Wednesday 11th May 2011
Fanfiction Stories
The Coldest Night
Fandom: The Vampire Diaries.
Pairing: Damon and Elena.
Summary: Elena's feeling of Damon's dying. Yes I know it's been done many times, I wanted have a go at the premise and get back to writing. So without further ado, let's get on with it!
Disclaimer: The Vampire diaries rights do not belong to me; they belong to their rightful owners. I am only using their characters and affiliations as inspiration and for constructive criticism of my writing.
Today was the day, the day where finality begins. Or so…It felt like. After defeating Klaus; with substantial loss inflicted – it was perhaps melodramatic and shameful to say…This was the day that finality begins. Bonnie, Jeremy, Alaric and Jenna were dead after all. And not the good kind of 'death', if there is a good kind of death to encounter and obtain. You're either dead or the undead…I don't know which is worse. Of course if the undead didn't exist, the vampires I loved - the vampire I love - I would never know existed. And even though he is not perfect, after all nobody is; I wouldn't have him any other way. "Have him?" I never had him….I pushed him away at everything turn, up, down, away, left and right in every direction. I never told him the truth. Even though he always did, with a few minor exceptions, he always told me everything…Even though at times he didn't know it…I knew.
But now he was gone….Gone with no way of coming back…None whatsoever! As if on cue the weathered storm in Elena's heart, my heart, crumpled and cumulated itself onto reality, masking my tears and failures.
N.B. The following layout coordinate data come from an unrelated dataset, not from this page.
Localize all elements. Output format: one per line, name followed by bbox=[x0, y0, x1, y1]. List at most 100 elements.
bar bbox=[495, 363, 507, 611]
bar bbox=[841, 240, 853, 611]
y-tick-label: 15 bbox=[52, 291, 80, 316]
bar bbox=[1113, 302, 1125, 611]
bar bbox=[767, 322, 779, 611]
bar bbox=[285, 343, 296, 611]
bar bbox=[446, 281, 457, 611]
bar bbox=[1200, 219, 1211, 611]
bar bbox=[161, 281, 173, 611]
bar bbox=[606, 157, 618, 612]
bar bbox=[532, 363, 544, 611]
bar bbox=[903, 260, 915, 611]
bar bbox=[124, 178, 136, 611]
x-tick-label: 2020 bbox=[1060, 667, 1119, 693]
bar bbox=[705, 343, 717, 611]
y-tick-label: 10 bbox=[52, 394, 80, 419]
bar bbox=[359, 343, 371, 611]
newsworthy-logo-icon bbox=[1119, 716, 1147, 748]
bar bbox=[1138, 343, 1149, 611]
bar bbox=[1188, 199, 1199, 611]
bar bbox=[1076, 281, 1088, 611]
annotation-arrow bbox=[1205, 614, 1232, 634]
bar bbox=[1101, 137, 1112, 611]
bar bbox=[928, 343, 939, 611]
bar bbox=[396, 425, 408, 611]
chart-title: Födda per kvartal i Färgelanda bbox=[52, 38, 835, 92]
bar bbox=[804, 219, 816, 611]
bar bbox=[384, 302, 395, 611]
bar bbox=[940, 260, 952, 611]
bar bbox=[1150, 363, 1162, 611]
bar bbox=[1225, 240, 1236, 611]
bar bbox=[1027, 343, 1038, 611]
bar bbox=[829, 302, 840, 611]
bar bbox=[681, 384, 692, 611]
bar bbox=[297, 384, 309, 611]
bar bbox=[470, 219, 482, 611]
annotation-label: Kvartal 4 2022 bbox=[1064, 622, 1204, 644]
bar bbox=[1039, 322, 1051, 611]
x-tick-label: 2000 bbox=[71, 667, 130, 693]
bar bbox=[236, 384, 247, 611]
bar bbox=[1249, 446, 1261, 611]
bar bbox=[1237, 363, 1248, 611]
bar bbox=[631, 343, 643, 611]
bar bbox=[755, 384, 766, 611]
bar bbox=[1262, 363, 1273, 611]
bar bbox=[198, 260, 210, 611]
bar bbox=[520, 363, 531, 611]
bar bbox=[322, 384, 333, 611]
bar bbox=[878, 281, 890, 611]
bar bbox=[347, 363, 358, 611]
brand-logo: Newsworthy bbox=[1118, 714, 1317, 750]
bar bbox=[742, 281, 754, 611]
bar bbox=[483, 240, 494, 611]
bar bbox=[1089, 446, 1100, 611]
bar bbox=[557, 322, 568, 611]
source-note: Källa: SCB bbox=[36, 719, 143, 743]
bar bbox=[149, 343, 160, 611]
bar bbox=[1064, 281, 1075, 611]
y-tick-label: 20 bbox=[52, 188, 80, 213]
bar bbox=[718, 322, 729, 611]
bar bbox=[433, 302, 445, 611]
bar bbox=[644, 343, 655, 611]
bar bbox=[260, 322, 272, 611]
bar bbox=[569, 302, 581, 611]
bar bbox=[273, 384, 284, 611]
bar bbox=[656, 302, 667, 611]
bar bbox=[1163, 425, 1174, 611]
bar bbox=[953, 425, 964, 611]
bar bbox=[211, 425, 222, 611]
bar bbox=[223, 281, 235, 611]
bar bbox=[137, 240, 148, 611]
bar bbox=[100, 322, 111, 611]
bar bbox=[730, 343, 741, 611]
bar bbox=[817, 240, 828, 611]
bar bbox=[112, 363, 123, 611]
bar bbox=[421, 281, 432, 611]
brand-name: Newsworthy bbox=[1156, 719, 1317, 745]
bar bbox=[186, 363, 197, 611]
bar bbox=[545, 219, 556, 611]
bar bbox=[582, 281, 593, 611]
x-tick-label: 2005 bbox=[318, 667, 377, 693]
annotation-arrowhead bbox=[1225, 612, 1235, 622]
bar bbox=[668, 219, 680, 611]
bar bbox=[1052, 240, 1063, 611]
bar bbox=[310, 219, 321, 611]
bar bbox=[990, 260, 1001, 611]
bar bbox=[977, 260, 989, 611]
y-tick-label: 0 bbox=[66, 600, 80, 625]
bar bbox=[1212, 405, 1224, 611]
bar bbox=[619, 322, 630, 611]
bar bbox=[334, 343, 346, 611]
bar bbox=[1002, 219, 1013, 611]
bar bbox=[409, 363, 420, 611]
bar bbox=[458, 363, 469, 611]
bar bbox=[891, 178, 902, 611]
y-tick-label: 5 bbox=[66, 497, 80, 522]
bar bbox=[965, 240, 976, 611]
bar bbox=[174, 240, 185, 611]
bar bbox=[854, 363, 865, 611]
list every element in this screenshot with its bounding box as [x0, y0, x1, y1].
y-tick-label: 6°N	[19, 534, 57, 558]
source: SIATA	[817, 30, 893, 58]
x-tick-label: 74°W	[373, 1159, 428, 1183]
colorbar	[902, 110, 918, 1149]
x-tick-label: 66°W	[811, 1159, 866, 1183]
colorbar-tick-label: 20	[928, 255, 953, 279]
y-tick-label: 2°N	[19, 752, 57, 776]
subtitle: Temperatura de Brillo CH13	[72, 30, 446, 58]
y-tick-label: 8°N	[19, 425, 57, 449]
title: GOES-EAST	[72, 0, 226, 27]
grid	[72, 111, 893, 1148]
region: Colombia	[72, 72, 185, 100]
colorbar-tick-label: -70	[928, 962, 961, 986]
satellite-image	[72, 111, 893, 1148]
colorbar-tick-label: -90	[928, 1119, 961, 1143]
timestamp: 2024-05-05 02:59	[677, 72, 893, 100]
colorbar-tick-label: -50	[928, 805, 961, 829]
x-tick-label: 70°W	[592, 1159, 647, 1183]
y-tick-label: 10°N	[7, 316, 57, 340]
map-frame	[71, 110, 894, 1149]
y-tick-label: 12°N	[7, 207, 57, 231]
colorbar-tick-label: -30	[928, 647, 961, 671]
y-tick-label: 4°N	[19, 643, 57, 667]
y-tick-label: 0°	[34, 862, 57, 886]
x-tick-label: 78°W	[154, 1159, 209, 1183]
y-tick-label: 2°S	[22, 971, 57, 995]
Stefan was here somewhere but I couldn't see or feel him anywhere. However when I picked myself of the ground or at least I thought I did; I turned and saw but not felt Stefan's arms around me, holding me tight. But those arms, the arms that kept me so secure a few years back, were not the arms I now longer wanted or needed. I needed his arms, legs, body and mind forever. I needed him. Damon. Damon Salvatore. But I knew he was bound never to come back. Only Bonnie could have helped but because of me, my whole family was gone, including everybody I loved, although at times I didn't tell them that. Even Stefan, who was technically alive, was a ghost of himself and others. But I didn't care! I didn't care about anybody else! I only wanted him, as selfish as that was, I needed him. However I couldn't have him. I could never have him. Never! But why, why not once, could I not have him!
And as I delicately place a rose, as familiarly as ever on a grave…His grave, I break down inside. Never will I have him once, again or forever. After all, I thought I knew all of him, so why didn't he tell me? Even though I thought, I believed that I saw his face, his figure staring at me, edging me on, as he did at Jenna's funeral. As he always did and will forever continue to do. I promise myself that I will never forget him ever!